Is it? It might be some day but they certainly have to factor in all the R&D they're spending.

  • > Is it?

    Ummm then why on earth would they spend the money to build them if it wasn't?!

    > but they certainly have to factor in all the R&D they're spending.

    Those are capital expenses.

It’s not, or at least it definitely wasn’t a year ago. Those cars were something like $700k each and then there is a lot of software dev and AI infra to pay for. They were charging more than Lyft and were still losing money per ride.

  • > Those cars were something like $700k each

    Source? Also, those numbers are quoted with including capital expenditures, which will get depreciated over years. Also, to do a like for like comparison you have to include all of the people, processes, and systems in place that support drivers. That cost center at Uber has to be in the millions globally for Uber (and hard to calculate on a per driver basis, but possible if we had internal numbers).

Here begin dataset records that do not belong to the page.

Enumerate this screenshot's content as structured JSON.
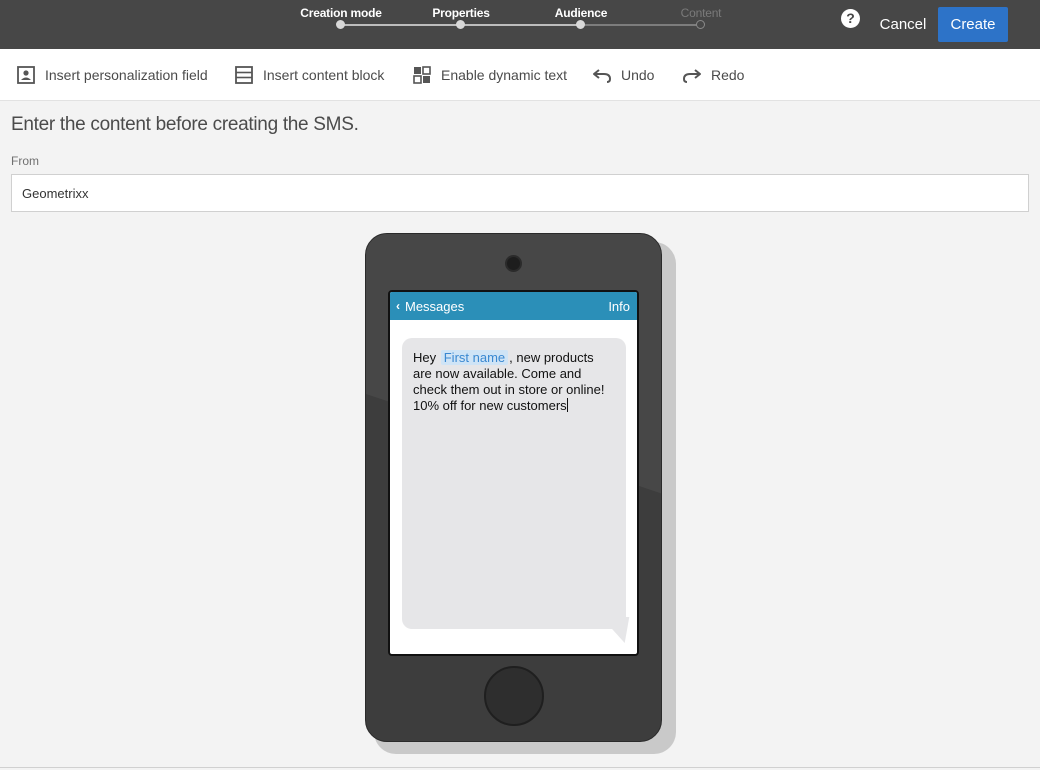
{
  "wizard": {
    "steps": [
      {
        "label": "Creation mode",
        "state": "done"
      },
      {
        "label": "Properties",
        "state": "done"
      },
      {
        "label": "Audience",
        "state": "done"
      },
      {
        "label": "Content",
        "state": "current"
      }
    ],
    "help_label": "?",
    "cancel_label": "Cancel",
    "create_label": "Create"
  },
  "toolbar": {
    "insert_field_label": "Insert personalization field",
    "insert_block_label": "Insert content block",
    "dynamic_text_label": "Enable dynamic text",
    "undo_label": "Undo",
    "redo_label": "Redo"
  },
  "content": {
    "title": "Enter the content before creating the SMS.",
    "from_label": "From",
    "from_value": "Geometrixx"
  },
  "phone": {
    "back_label": "Messages",
    "info_label": "Info",
    "message": {
      "prefix": "Hey ",
      "field": "First name",
      "suffix": ", new products are now available. Come and check them out in store or online! 10% off for new customers"
    }
  },
  "colors": {
    "topbar": "#474747",
    "accent": "#2d73c8",
    "phone_header": "#2b8fb8",
    "bubble": "#e6e6e8",
    "personalization_field": "#3a88d1"
  }
}
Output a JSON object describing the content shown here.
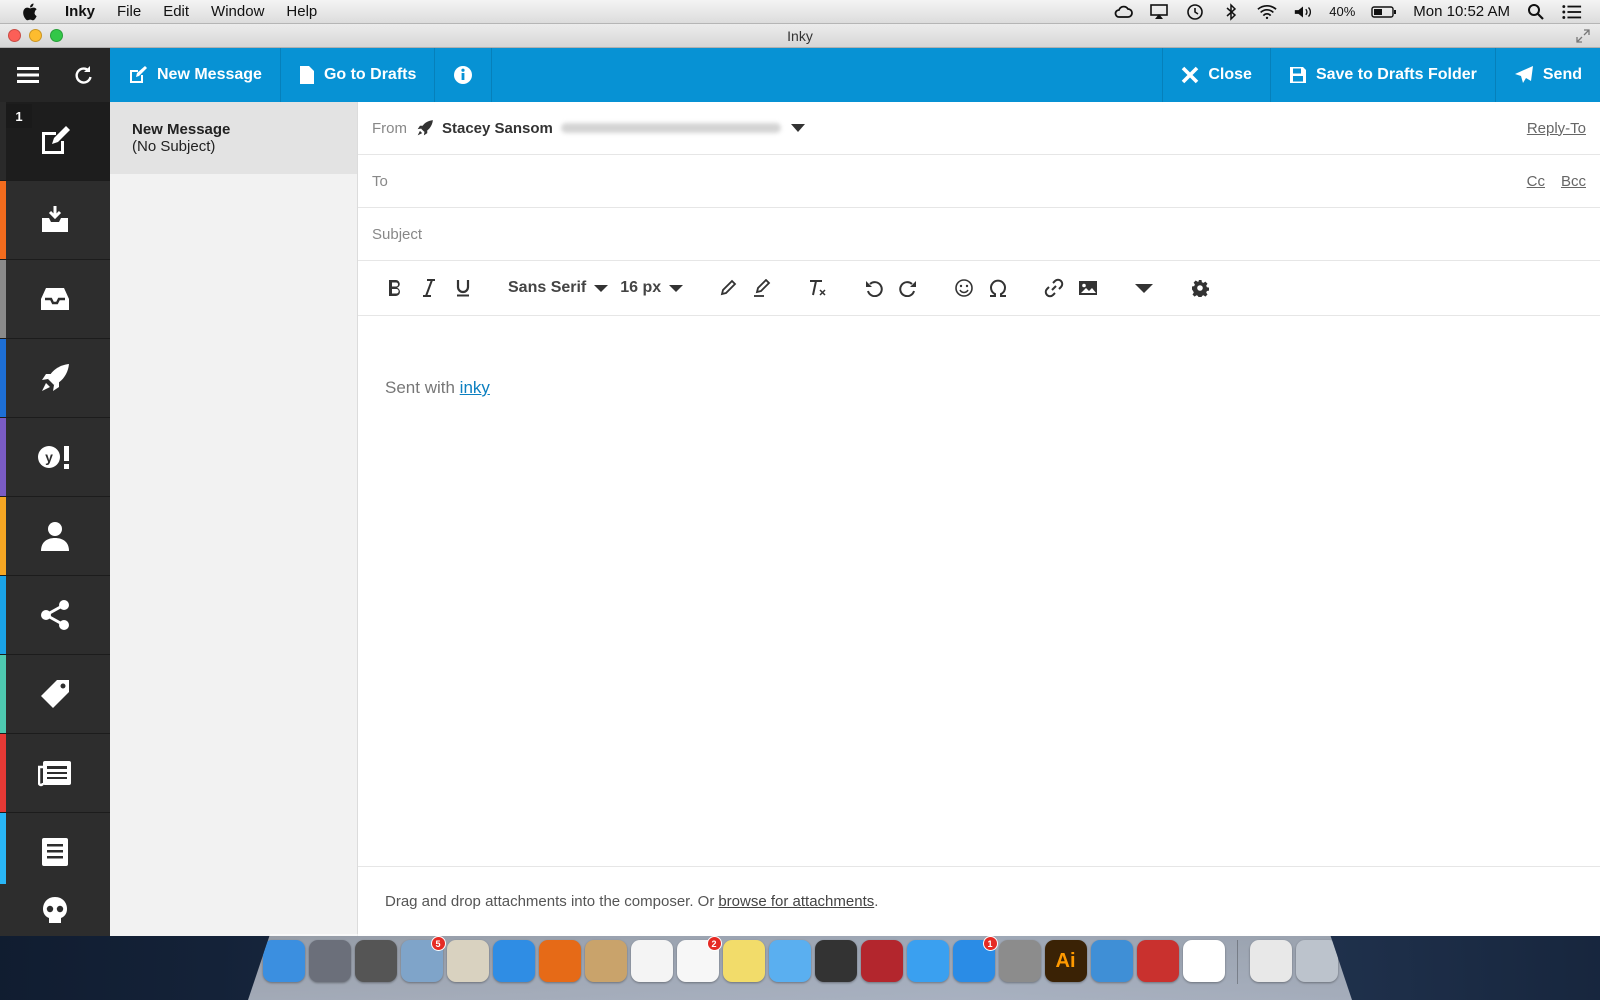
{
  "menubar": {
    "app_name": "Inky",
    "menus": [
      "File",
      "Edit",
      "Window",
      "Help"
    ],
    "battery": "40%",
    "clock": "Mon 10:52 AM"
  },
  "window": {
    "title": "Inky"
  },
  "toolbar": {
    "new_message": "New Message",
    "go_to_drafts": "Go to Drafts",
    "close": "Close",
    "save_drafts": "Save to Drafts Folder",
    "send": "Send"
  },
  "rail": {
    "badge": "1",
    "accent_colors": [
      "#2a2a2a",
      "#f26b1d",
      "#8a8a8a",
      "#1d6fd6",
      "#7a5bc4",
      "#f5a623",
      "#1aa3e8",
      "#4ec9b0",
      "#e53935",
      "#29b6f6"
    ]
  },
  "messages": [
    {
      "title": "New Message",
      "subtitle": "(No Subject)"
    }
  ],
  "composer": {
    "from_label": "From",
    "from_name": "Stacey Sansom",
    "reply_to": "Reply-To",
    "to_label": "To",
    "cc": "Cc",
    "bcc": "Bcc",
    "subject_label": "Subject",
    "font_family": "Sans Serif",
    "font_size": "16 px",
    "body_text": "Sent with",
    "body_link": "inky",
    "attach_text": "Drag and drop attachments into the composer. Or",
    "attach_link": "browse for attachments",
    "attach_end": "."
  },
  "dock": {
    "items": [
      {
        "name": "finder-icon",
        "color": "#3b8fe0"
      },
      {
        "name": "launchpad-icon",
        "color": "#6b6f7a"
      },
      {
        "name": "photo-booth-icon",
        "color": "#555"
      },
      {
        "name": "mail-icon",
        "color": "#7fa4c9",
        "badge": "5"
      },
      {
        "name": "directory-utility-icon",
        "color": "#d9d2c0"
      },
      {
        "name": "safari-icon",
        "color": "#2f8de4"
      },
      {
        "name": "firefox-icon",
        "color": "#e66a17"
      },
      {
        "name": "contacts-icon",
        "color": "#c9a36b"
      },
      {
        "name": "calendar-icon",
        "color": "#f4f4f4"
      },
      {
        "name": "reminders-icon",
        "color": "#f7f7f7",
        "badge": "2"
      },
      {
        "name": "stickies-icon",
        "color": "#f2dc6a"
      },
      {
        "name": "messages-icon",
        "color": "#5aaff0"
      },
      {
        "name": "facetime-icon",
        "color": "#333"
      },
      {
        "name": "photo-icon",
        "color": "#b3262d"
      },
      {
        "name": "itunes-icon",
        "color": "#3aa0f0"
      },
      {
        "name": "app-store-icon",
        "color": "#2a8ce6",
        "badge": "1"
      },
      {
        "name": "system-preferences-icon",
        "color": "#8c8c8c"
      },
      {
        "name": "illustrator-icon",
        "color": "#3a2205",
        "text": "Ai"
      },
      {
        "name": "sourcetree-icon",
        "color": "#3f8fd6"
      },
      {
        "name": "filezilla-icon",
        "color": "#c9312e"
      },
      {
        "name": "inky-icon",
        "color": "#fff"
      },
      {
        "name": "document-icon",
        "color": "#e8e8e8"
      },
      {
        "name": "trash-icon",
        "color": "#bcc3cc"
      }
    ]
  }
}
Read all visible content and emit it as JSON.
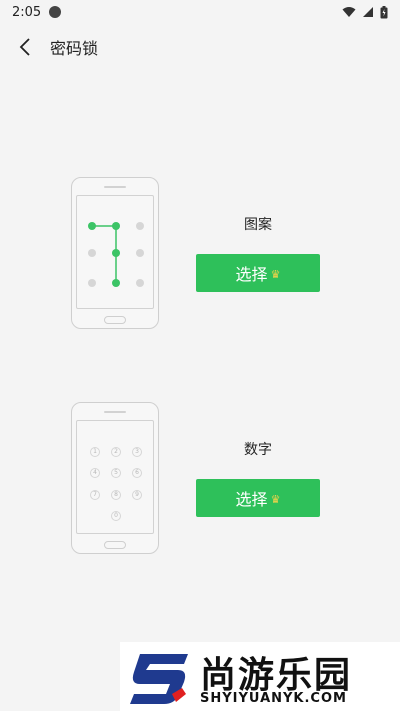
{
  "status_bar": {
    "time": "2:05"
  },
  "app_bar": {
    "title": "密码锁"
  },
  "options": [
    {
      "label": "图案",
      "button_label": "选择"
    },
    {
      "label": "数字",
      "button_label": "选择"
    }
  ],
  "keypad_digits": [
    "1",
    "2",
    "3",
    "4",
    "5",
    "6",
    "7",
    "8",
    "9",
    "0"
  ],
  "colors": {
    "accent": "#2ec05a",
    "crown": "#f7d34a",
    "background": "#f4f4f4"
  },
  "watermark": {
    "name": "尚游乐园",
    "domain": "SHYIYUANYK.COM"
  }
}
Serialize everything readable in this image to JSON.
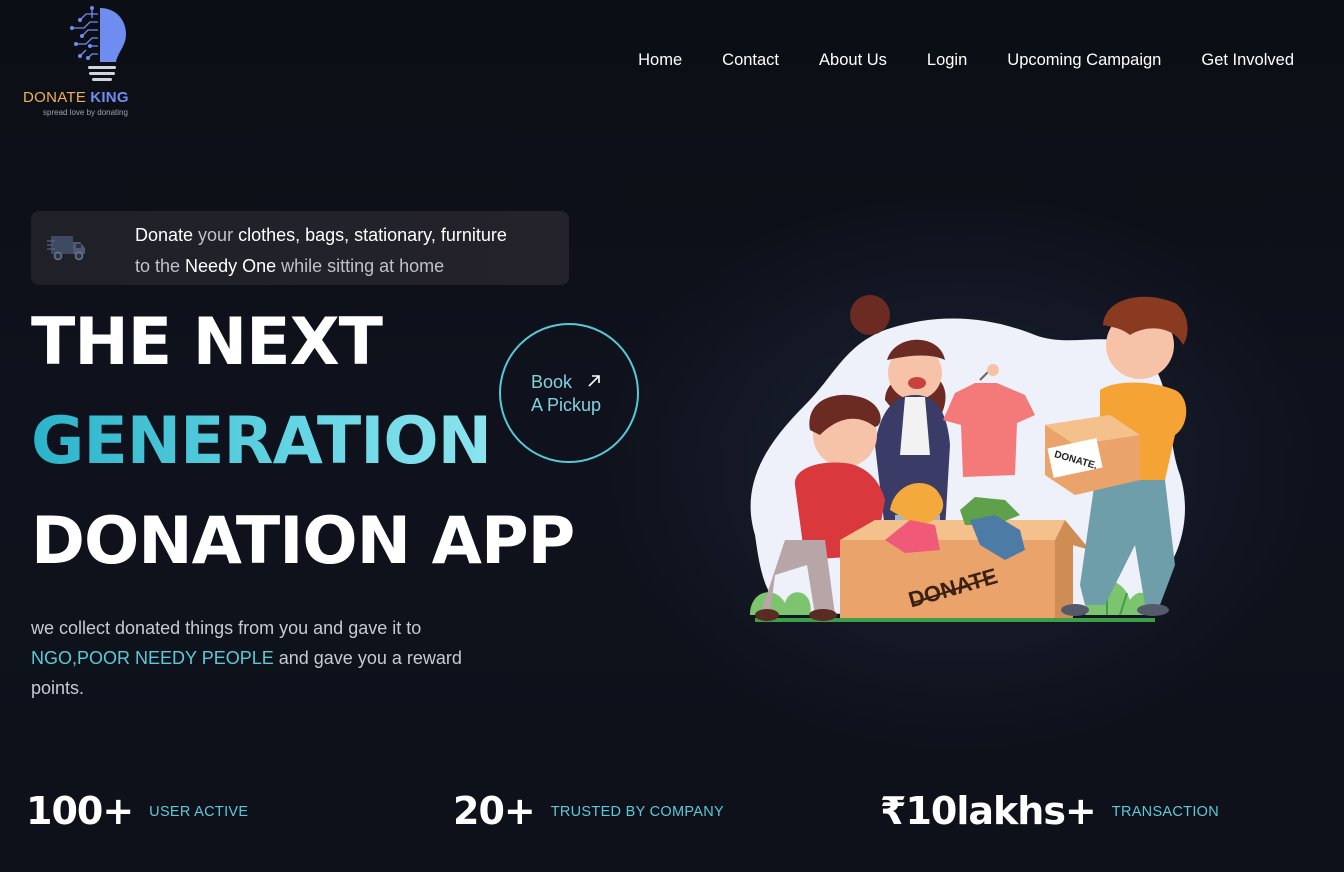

    • No public source, just talking to old coworkers at Google asking why the rollout was so incredibly slow in the Phoenix location. It’s almost all one big county and the driving conditions are the same across that whole valley.

      So why not open up the entire service area? The answer was cost. At the time they were still losing money per ride to help get ML training feedback.

> It's a criticism, because this same segment also realizes that a Waymo ride is WAY cheaper to operate than a human driven one.

If this were broadly true, Waymo would be everywhere. If it is true, and that’s a big if that it isn’t being subsidized by the rest of Alphabet, it is only true in a very, very, tiny area of the Earth.

On the other hand, Uber is a publicly listed company with public financials already operating globally with profits.

  • This is true for mature markets but a new technology that a horde of lawyers are salivating over a chance to sue has a significant asymptomatic risk. One accident and the whole business is illegalized.

  • > If this were broadly true, Waymo would be everywhere.

    It's not everywhere because of regulation and Waymo wanting to strategically roll it out carefully to markets. Remember, this is Waymo's first market to offer Waymo through the Uber app. There's a reason Waymo hasn't tested non-human driving in Chicago but it has in Phoenix, SF and Austin (I could give you a hint as to why but I'm sure its obvious).

    > Uber is a publicly listed company with public financials already operating globally with profits.

    And wants to create even more profit...what's your point? Also it's operating income is a paltry $2B for a company with $41B in revenue. Most of its current net income is from investing activities.